The regulators that may be given additional powers under this piece of legislation include those listed in a schedule to the bill and range from the Information Commissioner, the OFT, the Environment Agency to the Charity Commission. Additionally, bodies (such as local authorities) that have enforcement powers under one of the listed statutes, examples of which include the Water Industry Act 1991, the Consumer Credit Act 1974 and the Fisheries Act 1981, will be covered by this new legislation. The bill therefore has the potential to affect a large number of economic, environmental and consumer protection regulators as well as local authorities. The powers would be granted via a statutory instrument made by the relevant Minister and affirmed by parliament (with the consent of the Scottish Ministers where necessary).

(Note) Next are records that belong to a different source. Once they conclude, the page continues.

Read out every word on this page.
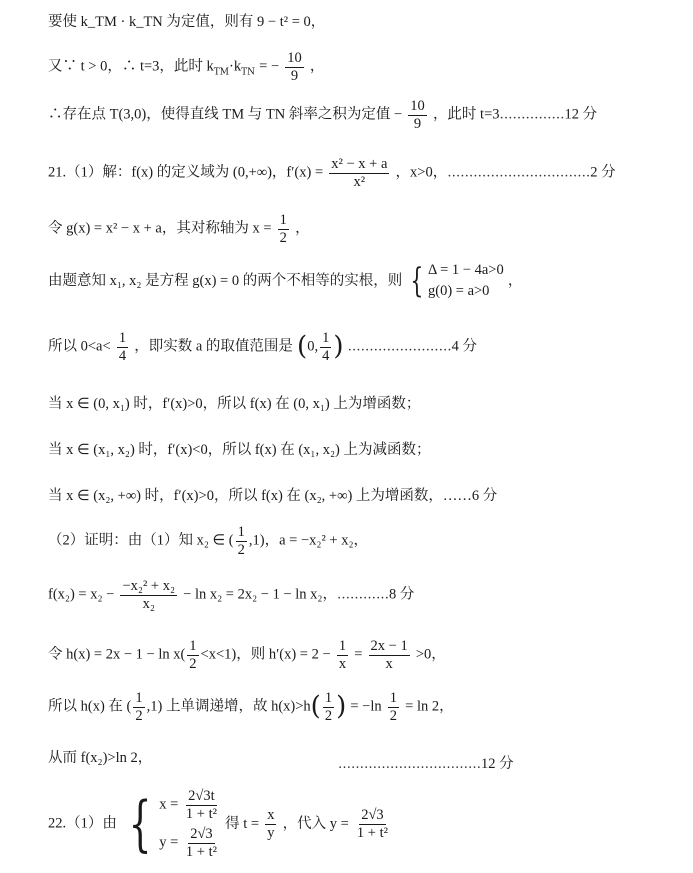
要使 k_TM · k_TN 为定值，则有 9 − t² = 0，
又∵ t > 0，∴ t=3，此时 $k_{TM}\cdot k_{TN}$ = − $\frac{10}{9}$ ，
∴存在点 T(3,0)，使得直线 TM 与 TN 斜率之积为定值 − $\frac{10}{9}$ ，此时 t=3……………12 分
21.（1）解：f(x) 的定义域为 (0,+∞)，$f'(x) = \frac{\text{x² − x + a}}{\text{x²}}$ ，x>0，……………………………2 分
令 g(x) = x² − x + a，其对称轴为 $x = \frac{1}{2}$ ，
由题意知 x₁, x₂ 是方程 g(x) = 0 的两个不相等的实根，则 { Δ = 1 − 4a>0
g(0) = a>0
，
所以 $0<a< \frac{1}{4}$ ，即实数 a 的取值范围是 (0, $\frac{1}{4}$ ) ……………………4 分
当 x ∈ (0, x₁) 时，f′(x)>0，所以 f(x) 在 (0, x₁) 上为增函数；
当 x ∈ (x₁, x₂) 时，f′(x)<0，所以 f(x) 在 (x₁, x₂) 上为减函数；
当 x ∈ (x₂, +∞) 时，f′(x)>0，所以 f(x) 在 (x₂, +∞) 上为增函数，……6 分
（2）证明：由（1）知 x₂ ∈ ( $\frac{1}{2} ,1$)，a = −x₂² + x₂，
$f(x_2) = x_2 - \frac{\text{−x₂² + x₂}}{\text{x₂}} - \ln x_2 = 2x_2 - 1 - \ln x_2$，…………8 分
令 $h(x) = 2x - 1 - \ln x( \frac{1}{2} <x<1)$，则 $h'(x) = 2 - \frac{1}{x} = \frac{2x - 1}{x} >0$，
所以 h(x) 在 ( $\frac{1}{2} ,1$) 上单调递增，故 $h(x)>h( \frac{1}{2}$ ) = $-\ln \frac{1}{2} = \ln 2$，
从而 f(x₂)>ln 2，	……………………………12 分
22.（1）由 { $x = \frac{2√3t}{\text{1 + t²}}$
$y = \frac{2√3}{\text{1 + t²}}$
得 $t = \frac{x}{y}$ ，代入 $y = \frac{2√3}{\text{1 + t²}}$
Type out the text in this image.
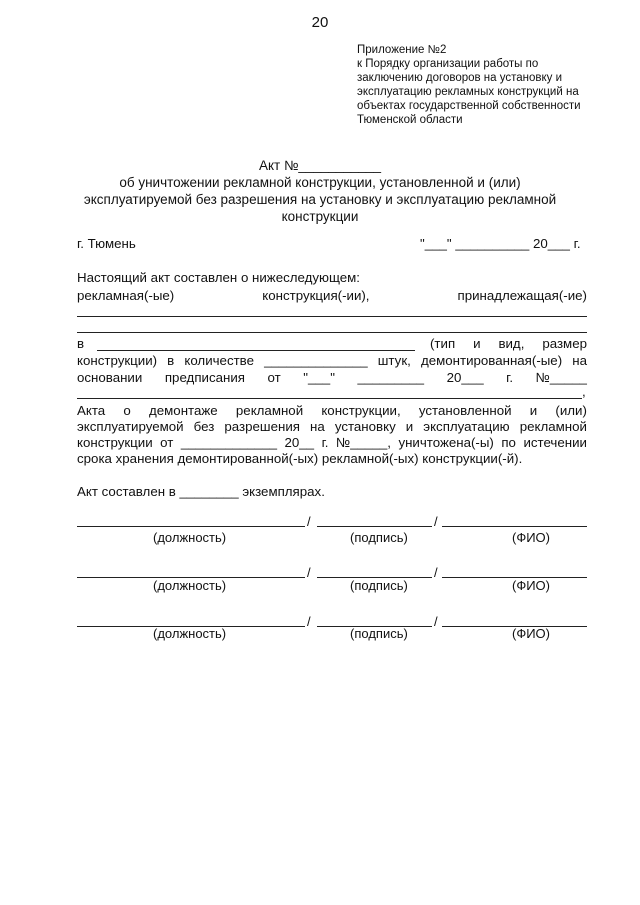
20
Приложение №2
к Порядку организации работы по
заключению договоров на установку и
эксплуатацию рекламных конструкций на
объектах государственной собственности
Тюменской области
Акт №___________
об уничтожении рекламной конструкции, установленной и (или)
эксплуатируемой без разрешения на установку и эксплуатацию рекламной
конструкции
г. Тюмень	"___" __________ 20___ г.
Настоящий акт составлен о нижеследующем:
рекламная(-ые)	конструкция(-ии),	принадлежащая(-ие)
в	(тип и вид, размер
конструкции) в количестве ______________ штук, демонтированная(-ые) на
основании предписания от "___" _________ 20___ г. №_____
,
Акта о демонтаже рекламной конструкции, установленной и (или)
эксплуатируемой без разрешения на установку и эксплуатацию рекламной
конструкции от _____________ 20__ г. №_____, уничтожена(-ы) по истечении
срока хранения демонтированной(-ых) рекламной(-ых) конструкции(-й).
Акт составлен в ________ экземплярах.
/	/
(должность)	(подпись)	(ФИО)
/	/
(должность)	(подпись)	(ФИО)
/	/
(должность)	(подпись)	(ФИО)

The bill provides for four different types of additional powers to be granted:

  • Fixed monetary penalties – These powers would allow the regulator to impose a fixed financial penalty in lieu of a criminal prosecution for breach of a regulatory obligation. In such cases the regulator would have to be satisfied beyond reasonable doubt that a particular obligation had been breached.
  • Discretionary penalties - If a regulator were granted discretionary penalty powers then it would be able to (i) impose a discretionary monetary penalty; (ii) issue compliance notices that would require a specific action be taken (or not taken) in order to bring the regulated person back into compliance with the relevant rules; and (iii) issue restoration notices that would require the regulated person to take specific action in order to correct wrong done by their non-compliance. Again, in order to impose a financial penalty under these powers, a regulator would have to be satisfied beyond reasonable doubt that a contravention had occurred and imposition of a fine would be in lieu of criminal prosecution.
  • Stop notices – Similar to compliance notices, stop notices would impose a specific requirement on a regulated person to bring a contravention to an end. For example, a stop notice may require a regulated person to stop using faulty equipment. If a stop notice was imposed and the regulated person didn't desist the contravention it would be committing a criminal offence and could potentially face a jail sentence.
  • Enforcement undertakings – If a regulator were given powers under this heading, then it would only be able to accept undertakings offered by the regulated person, it would have no power to propose or request undertakings itself. If the regulator accepts an enforcement undertaking proposed by a regulated person then, so long as that person continues to observe the terms of the undertaking, they can't be prosecuted for the contravention or have a fixed or discretionary penalty imposed on them. This is therefore likely to provide a useful tool for regulated persons looking to manage the consequences of their non-compliance.

If a regulator is granted to the power to engage in any of these four methods of securing and correcting compliance, it will have to publish general guidance on how it will use those powers. Additionally, the regulator would have to publish 'enforcement guidance' that would set out the sanctions that it might impose for specific offences.